Curiosities about the Palace of the Moorish King and The Secret Mine
The first owner of the house was Jacinto Salvatierra, who had owned it since 1767 and placed a doorway in the house with the coat of arms of his lineage which, however, has not been preserved as it was destroyed. Later it would be inherited by successive relatives until the 20th century, when it was acquired by the multimillionaire Lawrence Perin, who was responsible for placing the monastic complex in the spotlight of academics and scholars of Ronda’s history and culture.
Trinidad von Scholtz Hermensdorff was the owner of the house since 1911 and decided to remodel it in a neo-Mudejar style. Neo-Mudejar is an artistic and architectural style developed in the Iberian Peninsula from the end of the 19th century to the beginning of the 20th century. It is a style that is framed within the orientalist currents of European historicist architecture. This style was related to constructions of festive and leisure character, such as salons, casinos, bullrings, and saunas. One of the great representatives of this artistic style would be, for example, Aníbal González Álvarez-Ossorio, who was the architect of the Plaza de España in Seville, built for the 1926 Ibero-American Exhibition.
On the other hand, the neo-Mudejar style in housing became very famous in the hamlets of the new districts of Madrid, sometimes more modest and other times much more elaborate, as is the case of some bourgeois collective housing of Marqués de Cubas and Francisco Jareño. The main material of this type of building is brick, which is quite cheap, and the models of houses were reproduced from one to another, so labour was not expensive either. Unfortunately, much of this heritage has been demolished by real estate pressure.

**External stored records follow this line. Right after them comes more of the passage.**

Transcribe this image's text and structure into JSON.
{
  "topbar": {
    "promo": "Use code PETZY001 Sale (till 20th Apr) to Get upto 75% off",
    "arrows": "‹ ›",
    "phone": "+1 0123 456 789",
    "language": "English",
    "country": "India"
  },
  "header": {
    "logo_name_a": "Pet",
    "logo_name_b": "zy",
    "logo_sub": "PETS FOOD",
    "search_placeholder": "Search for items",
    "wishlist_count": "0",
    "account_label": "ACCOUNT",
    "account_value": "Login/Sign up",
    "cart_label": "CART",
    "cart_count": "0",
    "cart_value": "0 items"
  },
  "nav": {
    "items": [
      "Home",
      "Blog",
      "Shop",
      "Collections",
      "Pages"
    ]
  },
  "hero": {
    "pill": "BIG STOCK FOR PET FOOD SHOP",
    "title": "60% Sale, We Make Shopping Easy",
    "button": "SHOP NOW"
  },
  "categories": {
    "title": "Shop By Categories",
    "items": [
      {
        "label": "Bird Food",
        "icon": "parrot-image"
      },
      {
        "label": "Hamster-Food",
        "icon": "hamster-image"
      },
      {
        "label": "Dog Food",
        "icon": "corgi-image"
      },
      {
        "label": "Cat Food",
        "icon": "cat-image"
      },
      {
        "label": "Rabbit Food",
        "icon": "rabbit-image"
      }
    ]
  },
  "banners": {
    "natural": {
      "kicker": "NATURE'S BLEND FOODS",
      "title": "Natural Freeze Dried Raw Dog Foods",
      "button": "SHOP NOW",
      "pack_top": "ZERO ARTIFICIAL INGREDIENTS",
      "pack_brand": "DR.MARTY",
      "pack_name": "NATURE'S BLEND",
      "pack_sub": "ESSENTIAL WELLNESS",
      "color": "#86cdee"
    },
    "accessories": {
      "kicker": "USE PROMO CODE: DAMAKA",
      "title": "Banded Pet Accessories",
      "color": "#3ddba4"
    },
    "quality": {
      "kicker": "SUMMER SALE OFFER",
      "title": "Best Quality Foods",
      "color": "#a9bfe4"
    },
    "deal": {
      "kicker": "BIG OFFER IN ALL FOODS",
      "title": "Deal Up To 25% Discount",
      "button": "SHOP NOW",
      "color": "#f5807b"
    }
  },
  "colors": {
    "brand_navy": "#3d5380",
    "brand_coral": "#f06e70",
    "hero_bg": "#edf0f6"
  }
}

We can easily deduce that neo-Mudejar is inspired by Mudejar art, an artistic style developed in the Christian kingdoms of the Iberian Peninsula that incorporated numerous influences in its elements and materials of the Hispano-Muslim style. The flourishing of this style derived from the coexistence of different cultures during medieval Spain, an exclusively Hispanic phenomenon that occurred during the 12th and 16th centuries, mixing various Christian (Romanesque, Gothic and Renaissance) and Muslim artistic currents at the same time, serving as a link between Christian and Islamic art.